My tastes generally run to the esoteric, the obscure, the endangered and, sometimes, the downright odd. Which isn't to say I can't and don't appreciate more "mainstream" wines, because I can and do, but with so many wines available in the market, I can't resist the urge to explore.
Occasionally, however, I want a sure thing. One of the wines that has served steadfastly in this role for me over the past seven vintages or so is the Les Hérétiques bottling from the Iché family at Chateau d'Oupia in Minervois. The Iché family has been one of the leading lights in the region, producing excellent wines from an area that has concentrated far too long on quantity over quality. The patriach of the Iché family passed away almost two years ago, but importer
Joe Dressner's remembrance of M. Iché provides a glimpse of the lives behind these wines.
Les Hérétiques is inexpensive -- shockingly so for the quality of the wine in the bottle.
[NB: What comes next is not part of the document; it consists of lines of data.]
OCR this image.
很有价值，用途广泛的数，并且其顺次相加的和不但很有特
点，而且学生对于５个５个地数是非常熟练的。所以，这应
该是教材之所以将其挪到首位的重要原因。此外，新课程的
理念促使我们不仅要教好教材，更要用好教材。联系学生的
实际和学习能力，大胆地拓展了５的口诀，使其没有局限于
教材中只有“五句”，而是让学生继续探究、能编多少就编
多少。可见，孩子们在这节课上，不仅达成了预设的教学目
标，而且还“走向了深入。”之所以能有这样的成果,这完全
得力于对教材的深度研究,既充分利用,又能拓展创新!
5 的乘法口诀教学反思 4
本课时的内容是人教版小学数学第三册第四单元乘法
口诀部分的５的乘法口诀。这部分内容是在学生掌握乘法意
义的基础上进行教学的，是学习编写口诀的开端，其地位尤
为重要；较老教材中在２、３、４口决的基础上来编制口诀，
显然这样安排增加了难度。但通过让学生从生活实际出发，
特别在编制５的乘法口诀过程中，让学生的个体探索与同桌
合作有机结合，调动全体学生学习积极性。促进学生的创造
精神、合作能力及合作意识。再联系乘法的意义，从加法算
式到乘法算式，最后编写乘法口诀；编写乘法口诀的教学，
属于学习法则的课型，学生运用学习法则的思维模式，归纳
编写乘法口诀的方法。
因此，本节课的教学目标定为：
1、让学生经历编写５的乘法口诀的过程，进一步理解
When I first started buying it, I believe it cost about $6 a bottle, and that was from a shop in New York City. Over the course of almost a decade, the wine's distribution has migrated to the Midwest, but the price has risen to the princely sum of $10.
Les Hérétiques is a Vin de Pays, technically a Vin de Pays de Hérault. French wine is organized largely on a geographic basis with the broadest category, Vin de Table, having the loosest production constraints. The restrictions grow as the geographic scope of the wine region decreases, with French law regulating everything from the grape varieties that can be used, to the yield from the vineyards, the manner of harvesting, and minimum levels of alcohol in the finished wine.
In practice, the legal restraints are so loose that quality-minded producers don't need to worry about meeting the requirements. The only one that is of real concern is the restriction on grape varieties: Producers who want to raise grape varieties that are not "traditional" in their region may find themselves stuck with the Vin de Table label as a result.